FHC e a “direita”
Alguns leitores me pedem que comente o primeiro parágrafo do artigo de FHC. De certo modo, já comentei naquele texto imenso da madrugada. Mas vamos lá: O presidente Lula passa por momentos de euforia que o levam a inventar inimigos e enunciar inverdades. Para ganhar sua guerra imaginária distorce o ocorrido no governo do antecessor, […]
Alguns leitores me pedem que comente o primeiro parágrafo do artigo de FHC. De certo modo, já comentei naquele texto imenso da madrugada. Mas vamos lá:
O presidente Lula passa por momentos de euforia que o levam a inventar inimigos e enunciar inverdades. Para ganhar sua guerra imaginária distorce o ocorrido no governo do antecessor, autoglorifica-se na comparação e sugere que se a oposição ganhar será o caos. Por trás dessas bravatas estão o personalismo e o fantasma da intolerância: só eu e os meus somos capazes de tanta glória. Houve quem dissesse: “O Estado sou eu.” Lula dirá: “O Brasil sou eu!” Ecos de um autoritarismo mais chegado à direita.
Comento
FHC não fez, de fato, um governo de esquerda. Ele também não foi de direita. As políticas que assistem os mais pobres, hoje reunidas no Bolsa Família, já disse, não integram nenhum receituário do esquerdismo. As “privatizações”, por seu turno, não são necessariamente matéria de ideologia — ou Ernesto Geisel, que fez o contrário, seria o nosso maior comunista; o general foi o maior criador de estatais — atenção! — DO MUNDO! De certo modo, estamos de volta a um geiselismo, agora gerenciado pela nova classe social, a burguesia do capiutal alheio.

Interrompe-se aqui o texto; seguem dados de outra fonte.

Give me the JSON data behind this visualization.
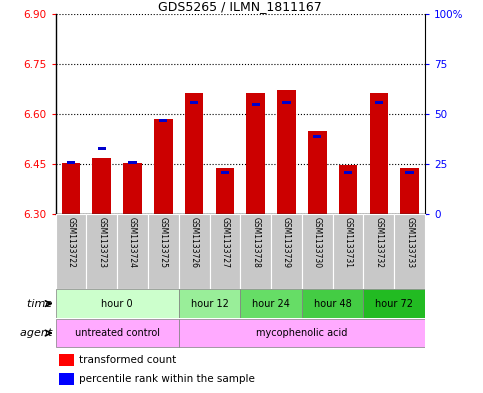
{
  "title": "GDS5265 / ILMN_1811167",
  "samples": [
    "GSM1133722",
    "GSM1133723",
    "GSM1133724",
    "GSM1133725",
    "GSM1133726",
    "GSM1133727",
    "GSM1133728",
    "GSM1133729",
    "GSM1133730",
    "GSM1133731",
    "GSM1133732",
    "GSM1133733"
  ],
  "transformed_count": [
    6.454,
    6.468,
    6.453,
    6.586,
    6.664,
    6.439,
    6.663,
    6.673,
    6.548,
    6.447,
    6.664,
    6.438
  ],
  "percentile_rank": [
    25,
    32,
    25,
    46,
    55,
    20,
    54,
    55,
    38,
    20,
    55,
    20
  ],
  "ymin": 6.3,
  "ymax": 6.9,
  "y_ticks": [
    6.3,
    6.45,
    6.6,
    6.75,
    6.9
  ],
  "y_right_ticks": [
    0,
    25,
    50,
    75,
    100
  ],
  "y_right_labels": [
    "0",
    "25",
    "50",
    "75",
    "100%"
  ],
  "bar_color": "#CC0000",
  "percentile_color": "#0000CC",
  "time_colors": [
    "#ccffcc",
    "#99ee99",
    "#66dd66",
    "#44cc44",
    "#22bb22"
  ],
  "time_groups": [
    {
      "label": "hour 0",
      "start": 0,
      "end": 3
    },
    {
      "label": "hour 12",
      "start": 4,
      "end": 5
    },
    {
      "label": "hour 24",
      "start": 6,
      "end": 7
    },
    {
      "label": "hour 48",
      "start": 8,
      "end": 9
    },
    {
      "label": "hour 72",
      "start": 10,
      "end": 11
    }
  ],
  "agent_groups": [
    {
      "label": "untreated control",
      "start": 0,
      "end": 3,
      "color": "#ffaaff"
    },
    {
      "label": "mycophenolic acid",
      "start": 4,
      "end": 11,
      "color": "#ffaaff"
    }
  ],
  "legend_red": "transformed count",
  "legend_blue": "percentile rank within the sample",
  "sample_label_color": "#C8C8C8"
}
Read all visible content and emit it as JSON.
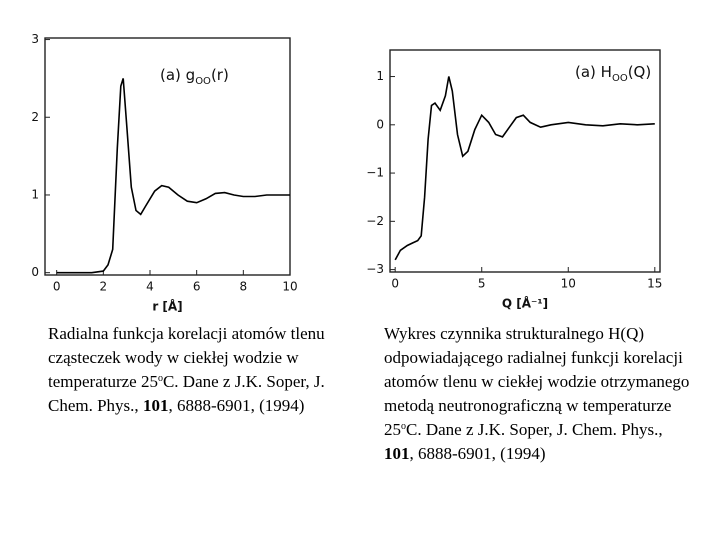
{
  "chart_data": [
    {
      "type": "line",
      "title_parts": [
        "(a) g",
        "OO",
        "(r)"
      ],
      "xlabel": "r [Å]",
      "xlim": [
        -0.5,
        10
      ],
      "xticks": [
        0,
        2,
        4,
        6,
        8,
        10
      ],
      "ylim": [
        -0.03,
        3.02
      ],
      "yticks": [
        0,
        1,
        2,
        3
      ],
      "color": "#000000",
      "x": [
        0,
        0.5,
        1,
        1.5,
        2,
        2.2,
        2.4,
        2.6,
        2.75,
        2.85,
        3.0,
        3.2,
        3.4,
        3.6,
        3.8,
        4.2,
        4.5,
        4.8,
        5.2,
        5.6,
        6.0,
        6.4,
        6.8,
        7.2,
        7.6,
        8.0,
        8.5,
        9.0,
        9.5,
        10
      ],
      "values": [
        0,
        0,
        0,
        0,
        0.02,
        0.1,
        0.3,
        1.6,
        2.4,
        2.5,
        1.9,
        1.1,
        0.8,
        0.75,
        0.85,
        1.05,
        1.12,
        1.1,
        1.0,
        0.92,
        0.9,
        0.95,
        1.02,
        1.03,
        1.0,
        0.98,
        0.98,
        1.0,
        1.0,
        1.0
      ],
      "caption_parts": [
        "Radialna funkcja korelacji atomów tlenu cząsteczek wody w ciekłej wodzie w temperaturze 25",
        "o",
        "C. Dane z J.K. Soper, J. Chem. Phys., ",
        "101",
        ", 6888-6901, (1994)"
      ]
    },
    {
      "type": "line",
      "title_parts": [
        "(a) H",
        "OO",
        "(Q)"
      ],
      "xlabel": "Q [Å⁻¹]",
      "xlim": [
        -0.3,
        15.3
      ],
      "xticks": [
        0,
        5,
        10,
        15
      ],
      "ylim": [
        -3.05,
        1.55
      ],
      "yticks": [
        {
          "value": -3,
          "label": "−3"
        },
        {
          "value": -2,
          "label": "−2"
        },
        {
          "value": -1,
          "label": "−1"
        },
        0,
        1
      ],
      "color": "#000000",
      "x": [
        0,
        0.3,
        0.7,
        1.0,
        1.3,
        1.5,
        1.7,
        1.9,
        2.1,
        2.3,
        2.6,
        2.9,
        3.1,
        3.3,
        3.6,
        3.9,
        4.2,
        4.6,
        5.0,
        5.4,
        5.8,
        6.2,
        6.6,
        7.0,
        7.4,
        7.8,
        8.4,
        9,
        10,
        11,
        12,
        13,
        14,
        15
      ],
      "values": [
        -2.8,
        -2.6,
        -2.5,
        -2.45,
        -2.4,
        -2.3,
        -1.5,
        -0.3,
        0.4,
        0.45,
        0.3,
        0.6,
        1.0,
        0.7,
        -0.2,
        -0.65,
        -0.55,
        -0.1,
        0.2,
        0.05,
        -0.2,
        -0.25,
        -0.05,
        0.15,
        0.2,
        0.05,
        -0.05,
        0.0,
        0.05,
        0.0,
        -0.02,
        0.02,
        0.0,
        0.02
      ],
      "caption_parts": [
        "Wykres czynnika strukturalnego H(Q) odpowiadającego radialnej funkcji korelacji atomów tlenu w ciekłej wodzie otrzymanego metodą neutronograficzną w temperaturze 25",
        "o",
        "C. Dane z J.K. Soper, J. Chem. Phys., ",
        "101",
        ", 6888-6901, (1994)"
      ]
    }
  ]
}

Não obstante, os tucanos têm, como chamarei?, vínculos afetivos com a esquerda. A afirmação de FHC segundo a qual Lula ecoa um “autoritarismo mais chegado à direita” é, entendo, despropositada. Porque se atém, no máximo, às aparências: governos de direita seriam mais personalistas — como os vários fascismos europeus deixariam claro — do que governos de esquerda. Trata-se de uma formulação fraca, mal pensada.
O Getúlio cantado em prosa e verso pelas esquerda é justamente o Getúlio fascistóide, e FHC sabe muito bem disso. “A URSS sou eu” é uma frase que Stálin poderia ter dito sem fazer qualquer injustiça aos fatos. Churchill, um “direitista”, teve o papel que se conhece na resistência ao nazi-fascismo. A frase de FHC pode até ter seu charme quando se trata de provar que o governo Lula não é, vá lá, SÓ de esquerda. Mas atenção! As suas virtudes estão justamente nas ações que NÃO SÃO DE ESQUERDA. POR QUE O GOVERNO LULA NÃO PODE SER CHAMADO DE RUIM POR AQUILO QUE TEM DE ESQUERDISTA?
O artigo ajuda, nesse particular, a espalhar um preconceito que tem feito mal ao Brasil e à política. A chamada “direita” é satanizada por princípio, e, pois, basta que alguém fale em nome de valores supostamente progressistas ou que esteja ligado a partidos de esquerda para que seja considerado, também em princípio, digno.
Entendo que esse preconceito dos tucanos e dos progressistas em geral permitiu que prosperasse boa parte da picaretagem petista. O PSDB sempre teve um enorme receio de confrontar o petismo, como se acreditasse que, de fato, ele teria especial intimidade com as causas populares. “Causas populares”? FHC sabe que o PT se pretende um ente de razão que instrumentaliza as ditas causas por intermédio de seus aparelhos — E ISSO, PRESIDENTE, É COISA TIPICAMENTE ESQUERDISTA.
Querem saber? Sou tentado às vezes a achar que o Brasil precisa é de um novo partido, livre desse acabrunhamento que impede que as coisas sejam chamadas pelo nome que têm. Querem um exemplo de coragem, que não precisa se explicar diante de tribunal esquerdista? A senadora Kátia Abreu (DEM-TO), por exemplo. Sua defesa da produção é de esquerda ou de direita? De esquerda, com certeza, não é. Mas para merecer a pecha de “direita” como uma ofensa, será antes preciso provar que seus números estão errados. E isso, até agora, ninguém conseguiu. É por isso que, entendo, ela hoje transcende essa doxa mixurica do nosso doce e terno esquerdismo salvacionista. Sei não… Acho que antevejo novidades no futuro, além da bruma espessa. Mas isso fica para outros carnavais.
Essa é minha discordância do artigo. O resto é de uma precisão cirúrgica, embora inoportuna.